PM Inggris Theresa May semakin dekat untuk kehilangan pekerjaannya di 10 Downing Street. Politisi yang diperangi menghadapi backbencher Komite 1922 dari Partai Konservatifnya, dan mereka ingin tahu kapan dia berencana untuk mundur. 

Pertentangan yang tumbuh dari dalam datang setelah pemerintah secara resmi mengumumkan akan membawa Brexit ke pemungutan suara keempat pada minggu pertama Juni. Itu tidak mungkin untuk lulus. Juga, Partai Konservatif diatur untuk mengalami kerugian besar dalam Pemilihan Parlemen Eropa pada tanggal 26 Mei.

Jika May digulingkan, penggantinya mungkin adalah pendukung Brexit seperti mantan menteri luar negeri Boris Johnson atau mantan sekretaris Brexit Dominic Raab. Mereka dapat memimpin Inggris keluar dari UE dengan cara yang tidak teratur. Ketidakpastian politik dan meningkatnya peluang Brexit yang keras membebani pound. 

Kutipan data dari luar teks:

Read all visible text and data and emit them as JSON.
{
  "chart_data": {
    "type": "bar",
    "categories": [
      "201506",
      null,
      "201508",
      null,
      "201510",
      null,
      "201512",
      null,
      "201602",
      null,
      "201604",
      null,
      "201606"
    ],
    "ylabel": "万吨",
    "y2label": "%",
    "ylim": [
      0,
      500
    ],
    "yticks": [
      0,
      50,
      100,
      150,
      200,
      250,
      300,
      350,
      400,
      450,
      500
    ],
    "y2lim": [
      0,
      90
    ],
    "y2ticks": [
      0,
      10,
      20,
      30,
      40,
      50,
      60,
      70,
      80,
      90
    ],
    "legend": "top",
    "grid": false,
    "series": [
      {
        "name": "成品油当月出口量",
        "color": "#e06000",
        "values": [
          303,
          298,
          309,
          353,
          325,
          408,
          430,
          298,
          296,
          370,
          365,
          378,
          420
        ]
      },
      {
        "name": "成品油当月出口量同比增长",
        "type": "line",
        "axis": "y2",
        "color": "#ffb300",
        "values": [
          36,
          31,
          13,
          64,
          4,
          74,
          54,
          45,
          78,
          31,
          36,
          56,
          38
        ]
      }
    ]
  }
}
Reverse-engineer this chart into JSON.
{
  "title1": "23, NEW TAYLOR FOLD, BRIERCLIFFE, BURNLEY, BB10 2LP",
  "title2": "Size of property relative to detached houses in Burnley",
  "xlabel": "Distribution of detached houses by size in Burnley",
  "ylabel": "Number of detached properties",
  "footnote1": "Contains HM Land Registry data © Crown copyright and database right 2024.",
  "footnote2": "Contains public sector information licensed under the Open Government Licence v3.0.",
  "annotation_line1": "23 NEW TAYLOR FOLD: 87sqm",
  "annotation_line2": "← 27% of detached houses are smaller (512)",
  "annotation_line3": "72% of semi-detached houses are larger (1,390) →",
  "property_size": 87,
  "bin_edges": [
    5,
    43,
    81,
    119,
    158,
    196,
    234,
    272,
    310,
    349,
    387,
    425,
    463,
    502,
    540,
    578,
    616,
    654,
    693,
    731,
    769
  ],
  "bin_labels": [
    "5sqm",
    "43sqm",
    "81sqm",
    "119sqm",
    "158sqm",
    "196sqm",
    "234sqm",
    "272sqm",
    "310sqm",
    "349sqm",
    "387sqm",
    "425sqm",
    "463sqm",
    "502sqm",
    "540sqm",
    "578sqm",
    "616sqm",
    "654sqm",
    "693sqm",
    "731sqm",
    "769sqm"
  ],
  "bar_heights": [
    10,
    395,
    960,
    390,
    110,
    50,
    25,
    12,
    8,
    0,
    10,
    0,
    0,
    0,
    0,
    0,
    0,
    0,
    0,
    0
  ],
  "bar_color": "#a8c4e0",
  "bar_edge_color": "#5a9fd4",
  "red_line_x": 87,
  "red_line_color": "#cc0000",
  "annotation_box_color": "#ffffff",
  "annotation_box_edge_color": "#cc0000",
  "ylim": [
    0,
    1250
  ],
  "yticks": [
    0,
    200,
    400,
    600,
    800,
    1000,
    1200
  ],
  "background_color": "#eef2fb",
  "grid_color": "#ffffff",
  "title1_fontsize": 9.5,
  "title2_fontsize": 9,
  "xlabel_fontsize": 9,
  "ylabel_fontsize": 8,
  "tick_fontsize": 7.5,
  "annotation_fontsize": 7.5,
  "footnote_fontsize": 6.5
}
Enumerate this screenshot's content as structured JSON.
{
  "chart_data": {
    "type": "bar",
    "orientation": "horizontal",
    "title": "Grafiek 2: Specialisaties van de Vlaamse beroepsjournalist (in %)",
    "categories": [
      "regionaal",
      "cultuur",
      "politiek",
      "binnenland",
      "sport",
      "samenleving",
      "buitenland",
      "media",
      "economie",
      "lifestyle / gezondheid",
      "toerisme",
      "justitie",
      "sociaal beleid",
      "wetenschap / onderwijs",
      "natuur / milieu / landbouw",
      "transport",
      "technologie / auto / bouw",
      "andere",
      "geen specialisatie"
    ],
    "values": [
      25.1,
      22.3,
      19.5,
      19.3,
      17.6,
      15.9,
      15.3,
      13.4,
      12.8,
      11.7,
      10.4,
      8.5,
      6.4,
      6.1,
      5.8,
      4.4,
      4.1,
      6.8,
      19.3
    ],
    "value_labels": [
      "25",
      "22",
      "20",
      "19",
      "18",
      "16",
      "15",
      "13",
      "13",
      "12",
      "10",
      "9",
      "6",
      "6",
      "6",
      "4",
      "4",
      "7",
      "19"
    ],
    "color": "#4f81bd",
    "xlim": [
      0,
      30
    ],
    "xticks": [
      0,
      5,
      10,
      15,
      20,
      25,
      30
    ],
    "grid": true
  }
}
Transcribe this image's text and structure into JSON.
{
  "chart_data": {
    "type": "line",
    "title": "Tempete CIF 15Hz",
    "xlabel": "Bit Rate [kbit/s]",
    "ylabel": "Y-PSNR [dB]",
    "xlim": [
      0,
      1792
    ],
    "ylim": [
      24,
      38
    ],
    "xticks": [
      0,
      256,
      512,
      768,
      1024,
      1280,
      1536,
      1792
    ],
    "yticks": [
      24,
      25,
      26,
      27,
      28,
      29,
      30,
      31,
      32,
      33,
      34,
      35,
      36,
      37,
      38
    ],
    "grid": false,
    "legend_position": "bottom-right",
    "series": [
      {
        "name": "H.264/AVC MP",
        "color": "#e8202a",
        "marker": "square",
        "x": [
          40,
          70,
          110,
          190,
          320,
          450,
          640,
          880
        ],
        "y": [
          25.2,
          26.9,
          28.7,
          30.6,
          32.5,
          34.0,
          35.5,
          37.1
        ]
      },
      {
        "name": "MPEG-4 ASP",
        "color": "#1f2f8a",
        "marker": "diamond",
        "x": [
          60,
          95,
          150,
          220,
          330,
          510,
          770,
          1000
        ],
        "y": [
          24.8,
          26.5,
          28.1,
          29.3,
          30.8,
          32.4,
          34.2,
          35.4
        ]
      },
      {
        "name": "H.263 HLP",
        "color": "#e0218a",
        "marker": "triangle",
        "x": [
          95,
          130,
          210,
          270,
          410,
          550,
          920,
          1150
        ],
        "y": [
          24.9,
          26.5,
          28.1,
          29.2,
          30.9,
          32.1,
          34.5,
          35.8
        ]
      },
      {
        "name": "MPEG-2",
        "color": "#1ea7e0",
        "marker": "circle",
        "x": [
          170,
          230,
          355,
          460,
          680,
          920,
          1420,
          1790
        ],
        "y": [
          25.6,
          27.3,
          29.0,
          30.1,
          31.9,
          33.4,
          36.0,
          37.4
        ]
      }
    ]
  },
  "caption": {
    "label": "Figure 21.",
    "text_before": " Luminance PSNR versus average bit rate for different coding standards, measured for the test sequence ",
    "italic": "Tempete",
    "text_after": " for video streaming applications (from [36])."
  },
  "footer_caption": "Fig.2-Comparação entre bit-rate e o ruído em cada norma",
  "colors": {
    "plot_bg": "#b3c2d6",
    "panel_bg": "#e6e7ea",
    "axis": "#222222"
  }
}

Dan sementara May mungkin kehilangan pekerjaannya, ada lebih sedikit orang Inggris yang menganggur. Tingkat pengangguran turun menjadi 3,8% pada bulan Maret sementara pertumbuhan upah moderat menjadi 3,2%. Data, yang dirilis pada hari Rabu, memiliki dampak kecil, karena mendominasi politik.

Dan bukan hanya politik Inggris yang memiliki dampak. Presiden AS Donald Trump meningkatkan tekanan pada China dengan menyatakan darurat nasional pada teknologi dari musuh, atau dengan kata lain: membatasi Huawei, raksasa telekomunikasi China. Langkah ini merupakan kejengkelan lain dalam perang dagang, yang tidak mendekati resolusi. Suasana pasar risk-off mendorong safe-haven USD lebih tinggi.

Kalender yang relatif ringan menyisakan semua perhatian pada masa depan May dan langkah Trump berikutnya dalam perang dagang.

Analisa Teknikal GBP/USD

gbpusd

RSI pada grafik empat jam di bawah 30, menyiratkan kondisi oversold dan menyiratkan bouncing. Semua indikator lainnya menunjukkan penurunan lebih lanjut, karena Simple Moving Average 50 melintasi 200 ke sisi bawah, pola "death cross". Momentum juga condong ke bawah.

GBP/USD berjuang melawan 1,2830, yang merupakan swing low di bulan Februari. Palung lain dari bulan itu, 1,2775, adalah garis support kritis. Di bawah, level berikutnya yang harus diperhatikan adalah 1,2670 yang memberikan support pada Januari. 

Resistance menunggu di 1,2870, yang merupakan titik terendah di bulan April. 1,2895 dan 1,2925 adalah batas kisaran pasangan yang diperdagangkan di minggu lalu. 1,2970 dan 1,2990 adalah selanjutnya.

Informasi mengenai halaman-halaman ini berisi pernyataan berwawasan untuk masa mendatang yang melibatkan risiko dan ketidakpastian. Pasar dan instrumen yang diprofilkan di halaman ini hanya untuk tujuan informasi dan tidak boleh dianggap sebagai rekomendasi untuk membeli atau menjual sekuritas. Anda harus melakukan riset secara menyeluruh sebelum membuat keputusan investasi apa pun. FXStreet tidak menjamin bahwa informasi ini bebas dari kesalahan, galat, atau salah saji material. Juga tidak menjamin bahwa informasi ini bersifat tepat waktu. Berinvestasi di Forex melibatkan banyak risiko, termasuk kehilangan semua atau sebagian dari investasi Anda, dan juga tekanan emosional. Semua risiko, kerugian dan biaya yang terkait dengan investasi, termasuk kerugian total pokok, merupakan tanggung jawab Anda.